What do you want? They moved it out of the environment. . .
It's just as depressing when something counts as "clean". My saddest example was a former sand pit, they spent 30 years digging out 15 meters of sand, then another 30 years filling it with anything from industrial to veterinary waste, "capped" it with rubble in the late 40s and called it clean enough.
Had a bigass job digging out the top 3 meters of random waste, including several thousand of barrels of whatever the fuck. And definitely no unexploded ordnance (spoiler, after finding several ww2 rifle stocks and helmets, the first mortarshells were dug up too). After makimg room, it was covered in sand, clay, bentonite and a protective grid.

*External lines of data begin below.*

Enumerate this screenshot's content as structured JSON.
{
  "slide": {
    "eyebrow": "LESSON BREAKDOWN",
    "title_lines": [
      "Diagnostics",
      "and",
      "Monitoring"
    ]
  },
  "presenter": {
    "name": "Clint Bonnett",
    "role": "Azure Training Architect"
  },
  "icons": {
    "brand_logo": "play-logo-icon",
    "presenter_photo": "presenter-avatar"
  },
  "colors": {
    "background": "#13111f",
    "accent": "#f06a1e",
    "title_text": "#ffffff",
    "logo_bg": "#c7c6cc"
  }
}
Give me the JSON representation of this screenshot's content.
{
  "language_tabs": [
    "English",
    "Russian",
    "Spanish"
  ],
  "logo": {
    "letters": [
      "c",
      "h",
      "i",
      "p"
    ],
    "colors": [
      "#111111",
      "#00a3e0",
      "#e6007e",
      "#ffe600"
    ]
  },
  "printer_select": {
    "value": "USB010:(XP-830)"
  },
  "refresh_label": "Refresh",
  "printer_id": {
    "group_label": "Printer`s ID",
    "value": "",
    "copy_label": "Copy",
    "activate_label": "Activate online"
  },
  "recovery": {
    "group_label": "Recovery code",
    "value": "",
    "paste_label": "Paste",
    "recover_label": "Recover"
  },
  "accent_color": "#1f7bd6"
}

So naturally, 3 months after that finished, some cockhead decided to throw an anchor and hit go all ahead flank on his assholes boat and tore the whole thing up. No need to fix anything though, just shovel some more sand it, that'll stop the anthrax!
This was all in open connection with a major river, of course. One people swim in.
I work in air quality and it's a similar story. It's crazy to me seeing how much is unregulated, grandfathered in, or simply not enforced.